Seems Michigan is a popular place for spammers as it’s not only home to one of the kings of spam, but is also where the first arrests under the CAN-SPAM Act has taken place.
Christopher Chung, 30, and Mark Sadek, 27 of West Bloomfield were arraigned in federal court in Detroit on Wednesday while two brothers, Daniel and James Lin, are still being hunted down by the Feds.
The four are accused of secretly commandeering computers that forward e-mail for some of the nation’s biggest corporations—including Ford Motor Co.—to send millions of junk messages advertising herbal supplements, diet patches and sexual enhancement pills and products.
Other unwitting companies and agencies whose computers were used include Unisys Corp., Amoco Corp., the Administrative Office of the United States Courts and the U.S. Army Information Center, according to a complaint filed in U.S. District Court in Detroit on Wednesday.
The four are accused of forging return e-mail addresses on millions of unsolicited advertisements sent across the Internet, often through the use of what are known as open proxy servers, or systems that will relay e-mail from any point on the Internet, owned by unsuspecting businesses and government agencies.
The use of proxy servers has long been a trick used by spammers—who now account for about 60 percent of all e-mail—to obscure their identity.
“This has been a problem that’s plagued the Net for years, and the fact that corporations and government agencies still have open mail servers is scandalous,” said Tony Robinson, a security consultant for Pioneer Technology in Sterling Heights. “Somebody dropped the ball.”

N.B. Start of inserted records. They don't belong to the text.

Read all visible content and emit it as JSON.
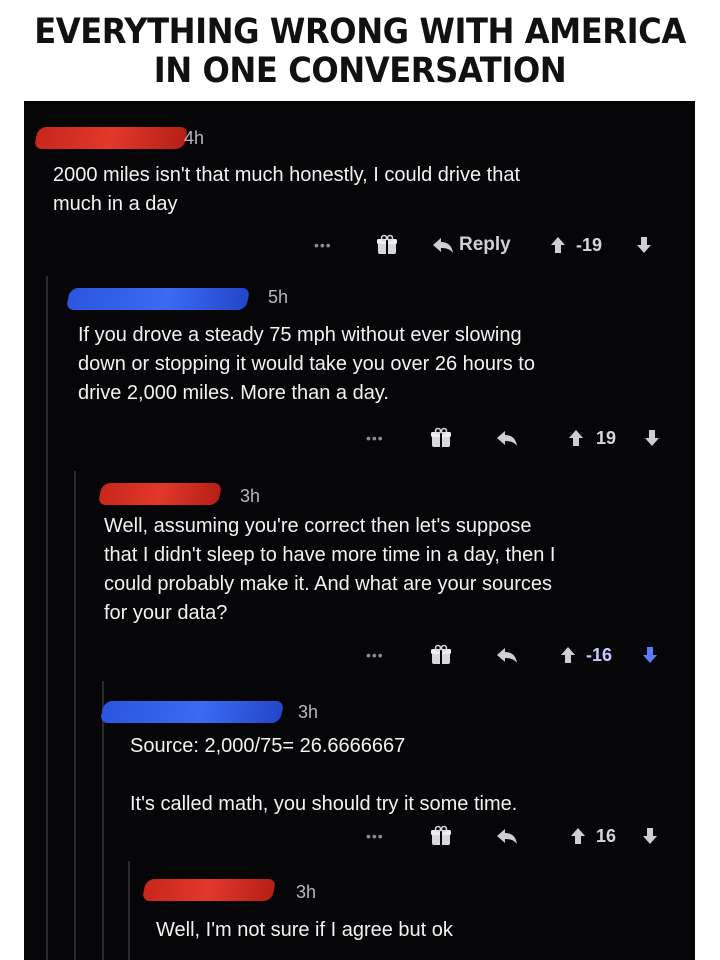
{
  "header": {
    "title": "EVERYTHING WRONG WITH AMERICA IN ONE CONVERSATION"
  },
  "colors": {
    "background": "#060608",
    "text": "#f2f2f2",
    "muted": "#b8b8bc",
    "downvote_active": "#5b7cff",
    "redact_red": "#e2382b",
    "redact_blue": "#3b6af5"
  },
  "comments": [
    {
      "time": "4h",
      "body": "2000 miles isn't that much honestly, I could drive that\nmuch in a day",
      "reply_label": "Reply",
      "score": "-19",
      "icons": [
        "more-icon",
        "gift-icon",
        "reply-icon",
        "upvote-icon",
        "downvote-icon"
      ]
    },
    {
      "time": "5h",
      "body": "If you drove a steady 75 mph without ever slowing\ndown or stopping it would take you over 26 hours to\ndrive 2,000 miles. More than a day.",
      "score": "19"
    },
    {
      "time": "3h",
      "body": "Well, assuming you're correct then let's suppose\nthat I didn't sleep to have more time in a day, then I\ncould probably make it. And what are your sources\nfor your data?",
      "score": "-16"
    },
    {
      "time": "3h",
      "body": "Source: 2,000/75= 26.6666667\n\nIt's called math, you should try it some time.",
      "score": "16"
    },
    {
      "time": "3h",
      "body": "Well, I'm not sure if I agree but ok"
    }
  ]
}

In addition to facing a possible 5 year prison sentence for violating the CAN-SPAM Act these guys are also facing up to 20 years for mail fraud for selling fake weight-loss patches, among other questionable products, through their spam.
FTC investigators ordered the patch and had it analyzed. Dr. Michael Jensen, identified in the complaint as a Mayo Clinic nutritional expert, was asked to evaluate the claims and said the ingredients in the patch “would not achieve the weight loss as advertised.”
While it’s nice to actually see some of these assholes get their comeuppance, this is unlikely to result in much of an impact on the amount of spam or scams flying around on the Net. That’ll only start to happen when individuals and companies put more effort into securing their computers against being hijacked by the assholes in the first place.